Damit wird der Kunstgeschmack der Menschen nachhaltig beeinflusst. Denn er passt sich an das an, was die Menschen vorfinden, in Ermangelung einer Alternative. Es besteht die Möglichkeit, dass er so angepasst wird, dass jedes synthetische, KI-erzeugte Lied ein neuer „Hit“ wird, weil es den angepassten Geschmack bedient, der sich in der breiten Masse gleicht. Die Kunst wird, noch stärker als sie es heute ist, zum reinen Konsumgut, das, sobald konsumiert, schon wieder vergessen ist und lediglich nach mehr verlangen lässt.

Tendenzen in diese Richtung gibt es heute schon nicht nur im Bereich der Musik, sondern auch auf den Streaming-Plattformen, die eine belanglose Serie nach der anderen produzieren. Damit wird die Kunst zu einem reinen Industriezweig degradiert, der lediglich darauf ausgerichtet ist, Gewinne zu erzeugen. Das ist zwar heute auch schon der Fall, kann sich aber durch den Einsatz der KI noch zuspitzen. Denn während der Mensch durch Schöpfergeist und Schaffenskraft getrieben ist und seiner individuellen Sicht auf die Welt, seinen Gefühlen und Ansichten Ausdruck verleiht, verfügt die Maschine über all das nicht.

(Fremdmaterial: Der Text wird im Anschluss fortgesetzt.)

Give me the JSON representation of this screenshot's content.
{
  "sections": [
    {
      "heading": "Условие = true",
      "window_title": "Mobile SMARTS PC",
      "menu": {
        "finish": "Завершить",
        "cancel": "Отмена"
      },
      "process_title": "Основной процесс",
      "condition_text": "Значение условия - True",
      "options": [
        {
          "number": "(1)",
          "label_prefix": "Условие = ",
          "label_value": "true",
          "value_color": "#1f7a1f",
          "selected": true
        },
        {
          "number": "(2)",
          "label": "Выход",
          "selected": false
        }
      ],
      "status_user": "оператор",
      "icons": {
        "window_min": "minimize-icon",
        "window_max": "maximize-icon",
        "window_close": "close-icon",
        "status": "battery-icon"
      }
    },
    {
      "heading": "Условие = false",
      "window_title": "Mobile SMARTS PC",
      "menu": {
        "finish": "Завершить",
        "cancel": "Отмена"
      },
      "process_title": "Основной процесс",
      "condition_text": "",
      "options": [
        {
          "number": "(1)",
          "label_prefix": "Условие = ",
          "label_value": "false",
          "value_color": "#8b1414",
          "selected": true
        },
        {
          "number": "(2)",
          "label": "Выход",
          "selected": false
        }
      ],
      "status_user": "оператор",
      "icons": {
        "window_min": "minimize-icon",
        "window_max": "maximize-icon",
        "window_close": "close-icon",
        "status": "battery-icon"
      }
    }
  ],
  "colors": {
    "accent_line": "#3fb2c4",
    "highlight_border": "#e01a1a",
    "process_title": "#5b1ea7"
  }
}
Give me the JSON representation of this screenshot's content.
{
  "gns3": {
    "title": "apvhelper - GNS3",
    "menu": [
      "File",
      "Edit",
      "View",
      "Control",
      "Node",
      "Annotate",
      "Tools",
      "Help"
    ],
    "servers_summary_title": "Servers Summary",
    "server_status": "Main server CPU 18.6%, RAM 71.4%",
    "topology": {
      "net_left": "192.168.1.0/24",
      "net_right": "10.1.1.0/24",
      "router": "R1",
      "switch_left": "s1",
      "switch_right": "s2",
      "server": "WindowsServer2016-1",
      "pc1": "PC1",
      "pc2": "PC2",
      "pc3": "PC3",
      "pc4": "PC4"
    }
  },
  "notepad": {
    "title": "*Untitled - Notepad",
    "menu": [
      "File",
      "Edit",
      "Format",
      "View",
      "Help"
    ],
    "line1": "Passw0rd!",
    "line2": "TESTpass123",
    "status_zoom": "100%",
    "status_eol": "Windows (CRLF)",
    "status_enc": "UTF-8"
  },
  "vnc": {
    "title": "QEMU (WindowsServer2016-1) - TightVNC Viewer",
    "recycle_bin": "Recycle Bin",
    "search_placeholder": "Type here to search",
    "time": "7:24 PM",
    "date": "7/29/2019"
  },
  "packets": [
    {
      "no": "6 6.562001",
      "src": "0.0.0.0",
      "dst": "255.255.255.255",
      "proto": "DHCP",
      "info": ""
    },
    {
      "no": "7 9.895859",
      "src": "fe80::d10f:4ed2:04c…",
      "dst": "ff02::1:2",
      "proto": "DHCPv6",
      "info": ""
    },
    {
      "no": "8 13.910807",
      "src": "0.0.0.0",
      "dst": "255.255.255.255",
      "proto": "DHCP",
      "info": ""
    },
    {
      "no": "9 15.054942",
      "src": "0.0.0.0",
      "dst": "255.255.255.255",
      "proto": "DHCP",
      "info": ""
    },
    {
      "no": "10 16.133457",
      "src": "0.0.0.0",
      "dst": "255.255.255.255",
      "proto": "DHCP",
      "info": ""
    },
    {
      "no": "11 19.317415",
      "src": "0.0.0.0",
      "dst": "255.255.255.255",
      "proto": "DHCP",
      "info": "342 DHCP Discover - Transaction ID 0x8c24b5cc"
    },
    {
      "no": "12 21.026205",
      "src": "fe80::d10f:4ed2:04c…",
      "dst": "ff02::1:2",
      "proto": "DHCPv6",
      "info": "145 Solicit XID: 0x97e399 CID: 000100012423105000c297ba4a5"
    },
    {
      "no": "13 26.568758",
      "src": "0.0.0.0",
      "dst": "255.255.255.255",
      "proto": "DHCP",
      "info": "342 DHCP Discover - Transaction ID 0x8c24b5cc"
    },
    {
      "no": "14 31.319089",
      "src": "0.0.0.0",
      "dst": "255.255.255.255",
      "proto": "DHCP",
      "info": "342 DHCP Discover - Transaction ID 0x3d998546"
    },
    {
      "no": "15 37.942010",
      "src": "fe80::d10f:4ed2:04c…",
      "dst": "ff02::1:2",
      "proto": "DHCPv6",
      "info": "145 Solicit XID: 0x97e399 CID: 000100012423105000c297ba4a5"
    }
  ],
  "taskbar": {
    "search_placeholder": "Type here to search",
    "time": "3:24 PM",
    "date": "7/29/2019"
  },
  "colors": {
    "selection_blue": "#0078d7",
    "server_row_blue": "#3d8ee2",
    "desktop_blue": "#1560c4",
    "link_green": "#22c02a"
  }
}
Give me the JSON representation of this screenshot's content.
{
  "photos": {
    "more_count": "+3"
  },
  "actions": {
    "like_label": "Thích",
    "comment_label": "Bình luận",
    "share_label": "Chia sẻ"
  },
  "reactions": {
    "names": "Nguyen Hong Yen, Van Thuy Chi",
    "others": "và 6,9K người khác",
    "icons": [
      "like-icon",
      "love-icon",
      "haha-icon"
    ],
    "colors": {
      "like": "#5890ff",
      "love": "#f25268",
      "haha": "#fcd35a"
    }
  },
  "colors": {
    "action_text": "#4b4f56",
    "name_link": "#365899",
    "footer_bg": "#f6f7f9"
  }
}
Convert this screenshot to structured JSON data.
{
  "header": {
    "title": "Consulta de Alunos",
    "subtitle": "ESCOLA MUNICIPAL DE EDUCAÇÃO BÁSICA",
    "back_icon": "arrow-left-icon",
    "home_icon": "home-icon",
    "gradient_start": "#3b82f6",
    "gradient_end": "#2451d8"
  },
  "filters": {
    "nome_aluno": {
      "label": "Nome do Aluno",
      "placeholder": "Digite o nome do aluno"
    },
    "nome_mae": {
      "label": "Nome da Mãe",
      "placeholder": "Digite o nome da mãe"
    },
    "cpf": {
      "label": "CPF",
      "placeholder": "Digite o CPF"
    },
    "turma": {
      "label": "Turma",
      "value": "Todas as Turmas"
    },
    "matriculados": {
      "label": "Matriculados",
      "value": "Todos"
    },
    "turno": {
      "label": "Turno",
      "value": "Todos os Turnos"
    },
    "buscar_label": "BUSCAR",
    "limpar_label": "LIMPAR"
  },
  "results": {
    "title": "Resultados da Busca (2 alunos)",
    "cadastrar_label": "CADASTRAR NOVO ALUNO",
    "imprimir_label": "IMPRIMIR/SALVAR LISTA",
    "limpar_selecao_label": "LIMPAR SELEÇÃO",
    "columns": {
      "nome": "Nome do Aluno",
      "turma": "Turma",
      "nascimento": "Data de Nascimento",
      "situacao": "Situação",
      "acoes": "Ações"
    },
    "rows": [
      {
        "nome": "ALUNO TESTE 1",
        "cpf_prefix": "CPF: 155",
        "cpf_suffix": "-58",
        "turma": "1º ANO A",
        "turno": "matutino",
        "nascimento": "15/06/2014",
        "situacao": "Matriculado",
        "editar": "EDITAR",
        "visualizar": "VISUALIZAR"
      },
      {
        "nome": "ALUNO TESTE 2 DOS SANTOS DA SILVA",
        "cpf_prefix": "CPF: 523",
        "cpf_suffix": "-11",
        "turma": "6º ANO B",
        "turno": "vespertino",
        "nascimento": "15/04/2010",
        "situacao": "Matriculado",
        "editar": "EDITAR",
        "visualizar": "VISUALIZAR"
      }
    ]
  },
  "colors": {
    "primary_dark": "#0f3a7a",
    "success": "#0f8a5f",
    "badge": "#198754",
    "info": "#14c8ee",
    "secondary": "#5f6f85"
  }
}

Die KI hat keine Sicht auf die Welt, sie verfügt nicht über Emotionen oder Meinungen. Genau das sagt auch ChatGPT, wenn man es nach seiner Meinung fragt. Damit richtet sich die KI nach den Anforderungen, die ihr mit dem Code eingepflanzt werden, und diese beziehen sich nicht auf künstlerischen Ausdruck, sondern auf Absatz.

Allein aufgrund des Mangels an Emotion und tiefen Empfindens stößt die Kunst der KI zwangsweise an eine sehr enge Grenze. Maschinen mögen logisch-rationale Prozesse akkurat durchführen können, sie mögen präziser arbeiten als ein Mensch es je zu tun vermag, mögen große Mengen an Daten verarbeiten können. Doch in der Kunst ist all das überhaupt nicht von Belang. Sie lebt von einem inneren Antrieb des Menschen, einem Zugang zu einer tieferliegenden Sphäre der Schöpferkraft, von der Emotion und Regung des Künstlers.

Auch die Spontaneität ist ein wichtiger Bestandteil der Kunst, die momentane Inspiration und Intention, die sich mit dem Verstreichen der Zeit und über den Prozess des Schaffens ändern können. Eine Maschine hat zu all dem keinen Zugang, sie ist nicht spontan, nicht inspiriert und hat auch keine Intention. Sie führt lediglich die Befehle des Codes aus, der sie ausmacht. Man kann ihr all das auch nicht einprogrammieren. Jeder Versuch wird höchstens zu einer Simulation dessen führen, und so kann eine daraus entstehende, etwaige Kunst auch höchstens eine Simulation von echter Kunst sein.

In unserer heutigen, kapitalistischen Welt genügt das allerdings oftmals. Denn die Welt, wie wir sie heute vorfinden, ist, wie Guy Debord, der französische Philosoph es ausdrückte, eine Welt des Spektakels, in der alles Echte und Reale in eine künstliche Sphäre verschoben wurde und nur noch als Abbild existiert. Man kann das in den Medien tagtäglich beobachten. Dort wird nicht mehr die Realität gezeigt, sondern lediglich ein Abbild einer Realität, die es so zwar nicht gibt, die aber als Realität dargestellt und dann von vielen Menschen als solche übernommen wird. Eine solche Gesellschaft des Spektakels wird mit der KI einen neuen Höhepunkt erreichen, indem selbst die Kunst in das Spektakel überführt wird.

Doch hier bleibt die Hoffnung, dass diese synthetische Kunst das tiefe Bedürfnis des Menschen nach Transzendenz, Bedeutung und Sinn nicht zu erfüllen vermag, weshalb sie sich selbst der Kunst widmen und auf die Reise machen, eben diese Transzendenz zu finden. Denn computergenerierte, berechnete, simulierte Kunst ist kalt und leblos, entbehrt jeglicher Lebendigkeit und Tiefe eines von Menschenhand erschaffenen Werkes. Nur Menschen sind in der Lage, wirkliche Kunst hervorzubringen, und so bleibt zu hoffen, dass sie sich mit der Simulation von Kunst nicht zufriedengeben werden.